原因不明の体重減少の主な原因と対処法
食事や運動量に変化がないにも関わらず体重が急激に減少する場合、何らかの健康問題が潜んでいる可能性があります。ダイエットや食欲不振、下痢、薬の副作用は明らかな原因ですが、10ポンド(約5%)以上の減少が続く場合は、他の疾患を疑う必要があります。
消化器系疾患
消化管のトラブルは体重減少の大きな要因です。食欲が低下して食事量が減るケースや、腸の吸収機能が障害されて栄養素が十分に取り込めないケースがあります。汚染された水からの寄生虫感染も、摂取した栄養を奪う原因となります。
内分泌系障害
ホルモンを調整する内分泌系が過剰に働くと、基礎代謝が上がり、同じ食事でも余分にカロリーが消費されます。代表的なのは甲状腺機能亢進症(バセドウ病)で、代謝が亢進し、食物の処理速度が速くなるため、吸収されるエネルギーが減少します。
感染症
寄生虫以外にも、HIV、結核、真菌感染などが体重減少を引き起こします。

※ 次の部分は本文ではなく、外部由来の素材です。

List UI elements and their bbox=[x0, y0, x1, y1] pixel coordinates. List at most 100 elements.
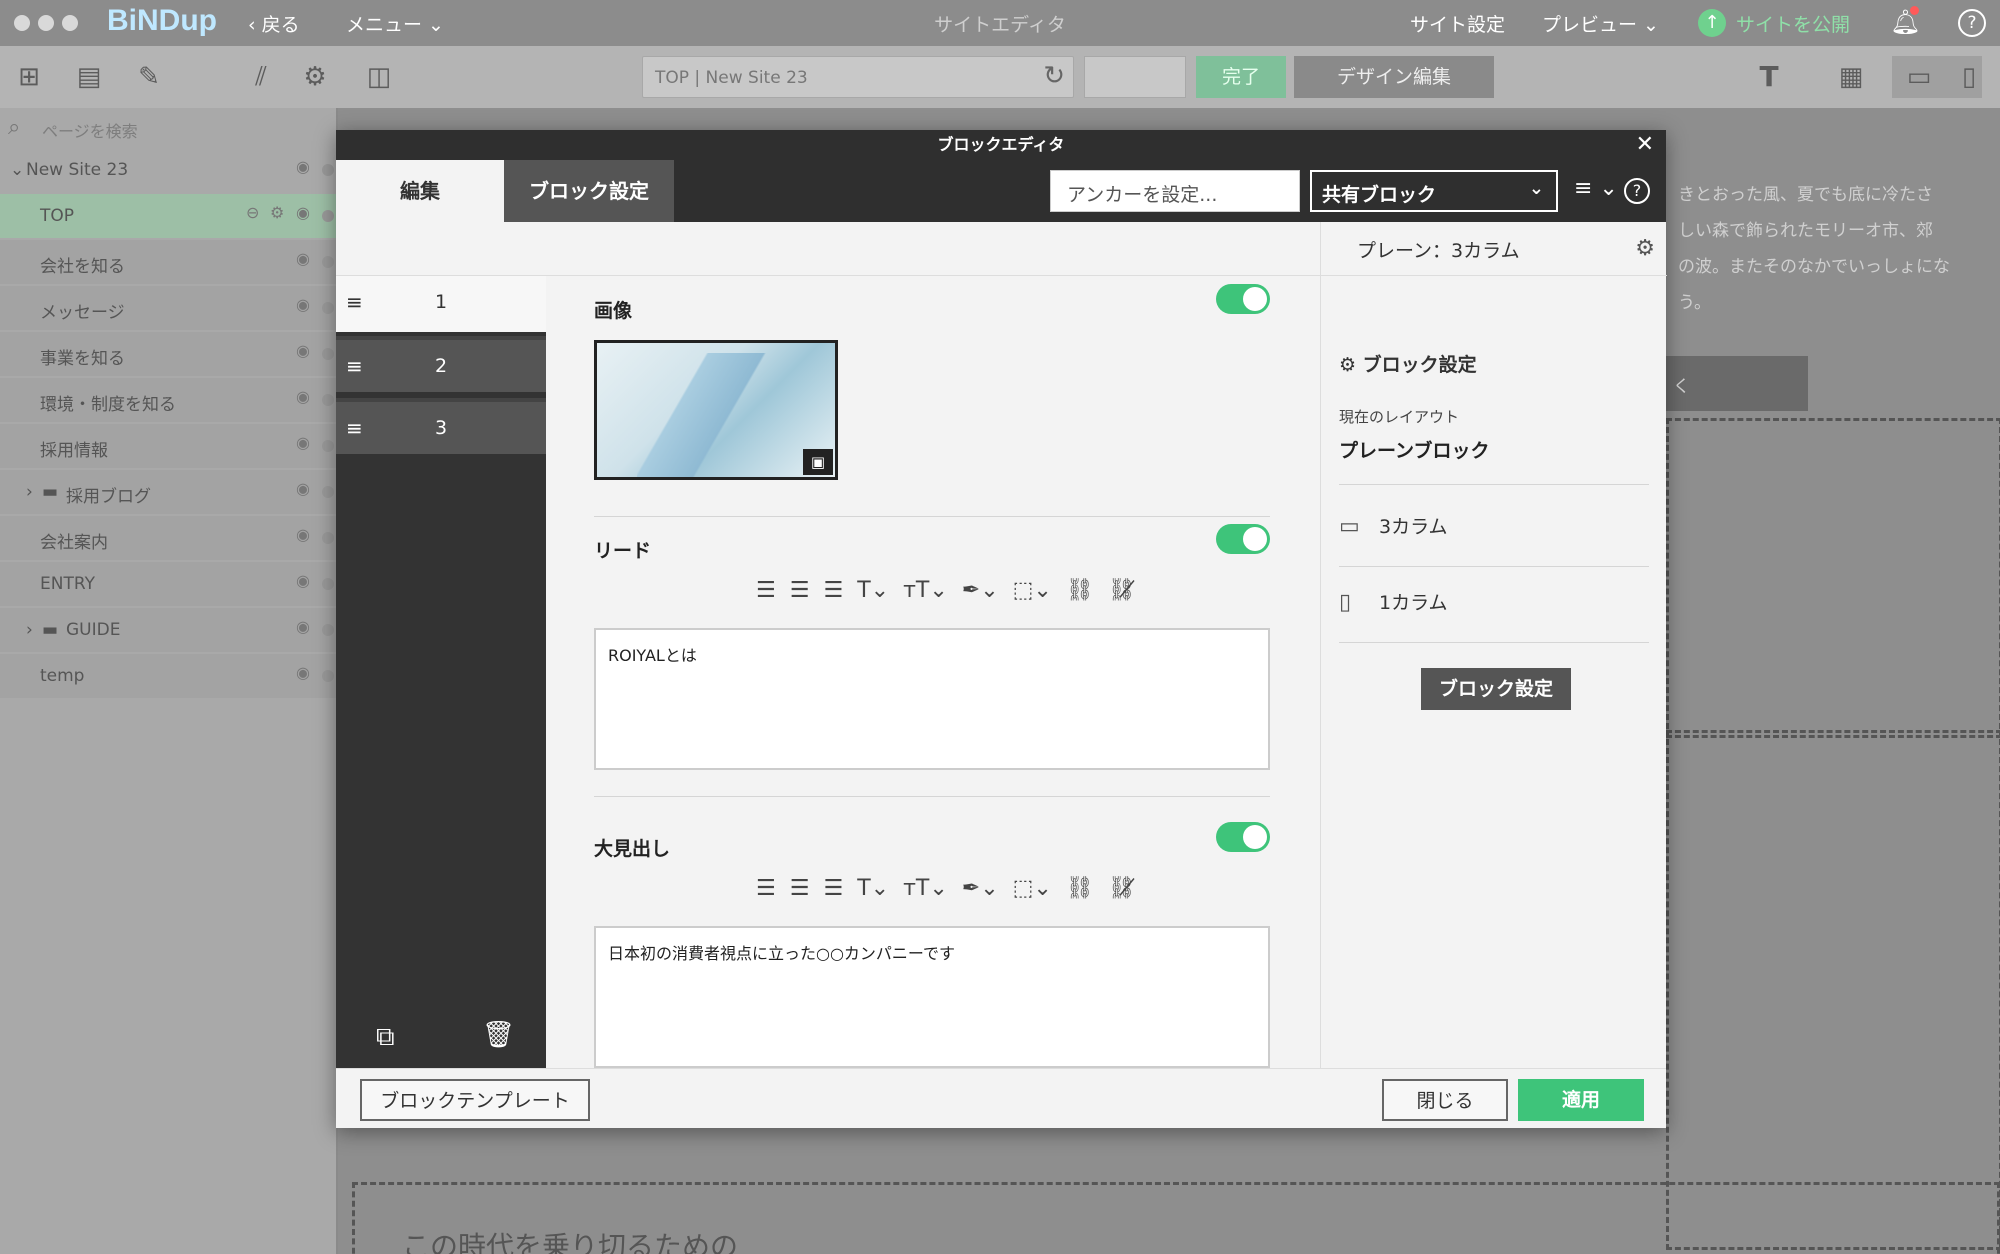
link-icon[interactable]: ⛓ bbox=[1066, 876, 1094, 901]
unlink-icon[interactable]: ⛓︎̸ bbox=[1108, 578, 1136, 603]
sidebar-item[interactable]: 会社案内 ◉ bbox=[0, 516, 336, 560]
lead-toggle[interactable] bbox=[1216, 524, 1270, 554]
layout-option-mobile[interactable]: ▯ 1カラム bbox=[1339, 588, 1448, 615]
design-edit-button[interactable]: デザイン編集 bbox=[1294, 56, 1494, 98]
layout-option-desktop[interactable]: ▭ 3カラム bbox=[1339, 512, 1448, 539]
hamburger-menu-icon[interactable]: ≡ ⌄ bbox=[1574, 176, 1618, 201]
eye-icon[interactable]: ◉ bbox=[296, 479, 310, 498]
layout-option-label: 3カラム bbox=[1379, 516, 1448, 538]
sidebar-item[interactable]: 会社を知る ◉ bbox=[0, 240, 336, 284]
edit-page-icon[interactable]: ✎ bbox=[132, 60, 166, 94]
block-settings-panel: プレーン：3カラム ⚙ ⚙ ブロック設定 現在のレイアウト プレーンブロック ▭… bbox=[1320, 222, 1667, 1068]
align-center-icon[interactable]: ☰ bbox=[790, 876, 810, 901]
eye-icon[interactable]: ◉ bbox=[296, 157, 310, 176]
status-dot bbox=[322, 670, 334, 682]
font-size-icon[interactable]: ᴛT⌄ bbox=[903, 578, 948, 603]
eye-icon[interactable]: ◉ bbox=[296, 617, 310, 636]
tab-edit[interactable]: 編集 bbox=[336, 160, 504, 222]
tab-block-settings[interactable]: ブロック設定 bbox=[504, 160, 674, 222]
analytics-icon[interactable]: ⫽ bbox=[244, 60, 278, 94]
font-icon[interactable]: T⌄ bbox=[857, 876, 889, 901]
sidebar-toggle-icon[interactable]: ◫ bbox=[362, 60, 396, 94]
upload-icon[interactable]: ↑ bbox=[1698, 9, 1726, 37]
chevron-right-icon[interactable]: › bbox=[26, 482, 33, 502]
more-icon[interactable]: ⊖ bbox=[246, 203, 259, 222]
eye-icon[interactable]: ◉ bbox=[296, 203, 310, 222]
shared-block-select[interactable]: 共有ブロック ⌄ bbox=[1310, 170, 1558, 212]
color-picker-icon[interactable]: ✒⌄ bbox=[962, 876, 999, 901]
link-icon[interactable]: ⛓ bbox=[1066, 578, 1094, 603]
layout-icon[interactable]: ▦ bbox=[1834, 60, 1868, 94]
align-left-icon[interactable]: ☰ bbox=[756, 876, 776, 901]
block-template-button[interactable]: ブロックテンプレート bbox=[360, 1079, 590, 1121]
block-item-3[interactable]: ≡ 3 bbox=[336, 398, 546, 454]
eye-icon[interactable]: ◉ bbox=[296, 525, 310, 544]
align-right-icon[interactable]: ☰ bbox=[823, 876, 843, 901]
site-settings-link[interactable]: サイト設定 bbox=[1410, 10, 1505, 37]
image-toggle[interactable] bbox=[1216, 284, 1270, 314]
trash-icon[interactable]: 🗑︎ bbox=[482, 1020, 515, 1050]
align-right-icon[interactable]: ☰ bbox=[823, 578, 843, 603]
apply-button[interactable]: 適用 bbox=[1518, 1079, 1644, 1121]
sidebar-item[interactable]: メッセージ ◉ bbox=[0, 286, 336, 330]
sidebar-item-top[interactable]: TOP ⊖ ⚙ ◉ bbox=[0, 194, 336, 238]
anchor-input[interactable]: アンカーを設定... bbox=[1050, 170, 1300, 212]
text-box-icon[interactable]: ⬚⌄ bbox=[1013, 578, 1052, 603]
eye-icon[interactable]: ◉ bbox=[296, 249, 310, 268]
add-block-icon[interactable]: ⊞ bbox=[12, 60, 46, 94]
block-item-2[interactable]: ≡ 2 bbox=[336, 336, 546, 392]
block-content-editor: 画像 ▣ リード ☰ ☰ ☰ T⌄ ᴛT⌄ ✒⌄ ⬚⌄ ⛓ ⛓︎̸ ROIYALとは 大見出し … bbox=[546, 276, 1320, 1068]
text-box-icon[interactable]: ⬚⌄ bbox=[1013, 876, 1052, 901]
sidebar-folder-item[interactable]: › ▬ GUIDE ◉ bbox=[0, 608, 336, 652]
heading-section-label: 大見出し bbox=[594, 838, 671, 860]
image-icon[interactable]: ▣ bbox=[803, 449, 833, 475]
block-settings-button[interactable]: ブロック設定 bbox=[1421, 668, 1571, 710]
gear-icon[interactable]: ⚙ bbox=[270, 203, 284, 222]
mobile-icon: ▯ bbox=[1339, 590, 1352, 615]
eye-icon[interactable]: ◉ bbox=[296, 341, 310, 360]
eye-icon[interactable]: ◉ bbox=[296, 571, 310, 590]
heading-toggle[interactable] bbox=[1216, 822, 1270, 852]
font-size-icon[interactable]: ᴛT⌄ bbox=[903, 876, 948, 901]
page-icon[interactable]: ▤ bbox=[72, 60, 106, 94]
eye-icon[interactable]: ◉ bbox=[296, 663, 310, 682]
font-icon[interactable]: T⌄ bbox=[857, 578, 889, 603]
eye-icon[interactable]: ◉ bbox=[296, 295, 310, 314]
gear-icon[interactable]: ⚙ bbox=[1635, 236, 1655, 261]
text-style-icon[interactable]: T bbox=[1752, 60, 1786, 94]
block-item-1[interactable]: ≡ 1 bbox=[336, 276, 546, 332]
align-left-icon[interactable]: ☰ bbox=[756, 578, 776, 603]
desktop-icon[interactable]: ▭ bbox=[1902, 60, 1936, 94]
done-button[interactable]: 完了 bbox=[1196, 56, 1286, 98]
sidebar-item[interactable]: temp ◉ bbox=[0, 654, 336, 698]
sidebar-item[interactable]: 環境・制度を知る ◉ bbox=[0, 378, 336, 422]
image-thumbnail[interactable]: ▣ bbox=[594, 340, 838, 480]
close-icon[interactable]: ✕ bbox=[1636, 132, 1654, 158]
duplicate-icon[interactable]: ⧉ bbox=[376, 1022, 395, 1053]
chevron-right-icon[interactable]: › bbox=[26, 620, 33, 640]
heading-textarea[interactable]: 日本初の消費者視点に立った○○カンパニーです bbox=[594, 926, 1270, 1068]
close-button[interactable]: 閉じる bbox=[1382, 1079, 1508, 1121]
site-root-item[interactable]: ⌄ New Site 23 ◉ bbox=[0, 148, 336, 192]
help-icon[interactable]: ? bbox=[1624, 178, 1650, 204]
publish-site-button[interactable]: サイトを公開 bbox=[1736, 10, 1850, 37]
unlink-icon[interactable]: ⛓︎̸ bbox=[1108, 876, 1136, 901]
mobile-icon[interactable]: ▯ bbox=[1952, 60, 1986, 94]
lead-textarea[interactable]: ROIYALとは bbox=[594, 628, 1270, 770]
gear-icon[interactable]: ⚙ bbox=[298, 60, 332, 94]
page-search[interactable]: ⌕ ページを検索 bbox=[0, 108, 336, 148]
chevron-down-icon: ⌄ bbox=[10, 160, 25, 180]
sidebar-item[interactable]: 採用情報 ◉ bbox=[0, 424, 336, 468]
reload-icon[interactable]: ↻ bbox=[1043, 61, 1065, 91]
preview-menu[interactable]: プレビュー ⌄ bbox=[1542, 10, 1659, 37]
eye-icon[interactable]: ◉ bbox=[296, 387, 310, 406]
sidebar-folder-item[interactable]: › ▬ 採用ブログ ◉ bbox=[0, 470, 336, 514]
color-picker-icon[interactable]: ✒⌄ bbox=[962, 578, 999, 603]
eye-icon[interactable]: ◉ bbox=[296, 433, 310, 452]
help-icon[interactable]: ? bbox=[1958, 9, 1986, 37]
sidebar-item[interactable]: 事業を知る ◉ bbox=[0, 332, 336, 376]
status-dot bbox=[322, 210, 334, 222]
selection-tool-group[interactable] bbox=[1084, 56, 1186, 98]
sidebar-item[interactable]: ENTRY ◉ bbox=[0, 562, 336, 606]
align-center-icon[interactable]: ☰ bbox=[790, 578, 810, 603]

感染と闘うために多くのエネルギーが必要となり、熱(発熱)や倦怠感が伴い、食事量が変わらなくても体重が減ります。
心血管・呼吸器・腎臓疾患
心不全や慢性閉塞性肺疾患(COPD)などの心肺系疾患は、日常的な活動でも余分なエネルギーを消費します。腎臓病は吐き気や嘔吐、尿中へのタンパク質喪失を招き、結果として体重が減少します。慢性疾患全般が体に負担をかけ、体重減少をもたらすことがあります。
がん
最も警戒すべきは悪性腫瘍です。腫瘍は成長に必要な栄養を血流から奪い、さらに体全体のエネルギー消費を増大させます。食事や運動に変化がなくても急激な体重減少が見られる場合は、早めに医師の診察を受けることが重要です。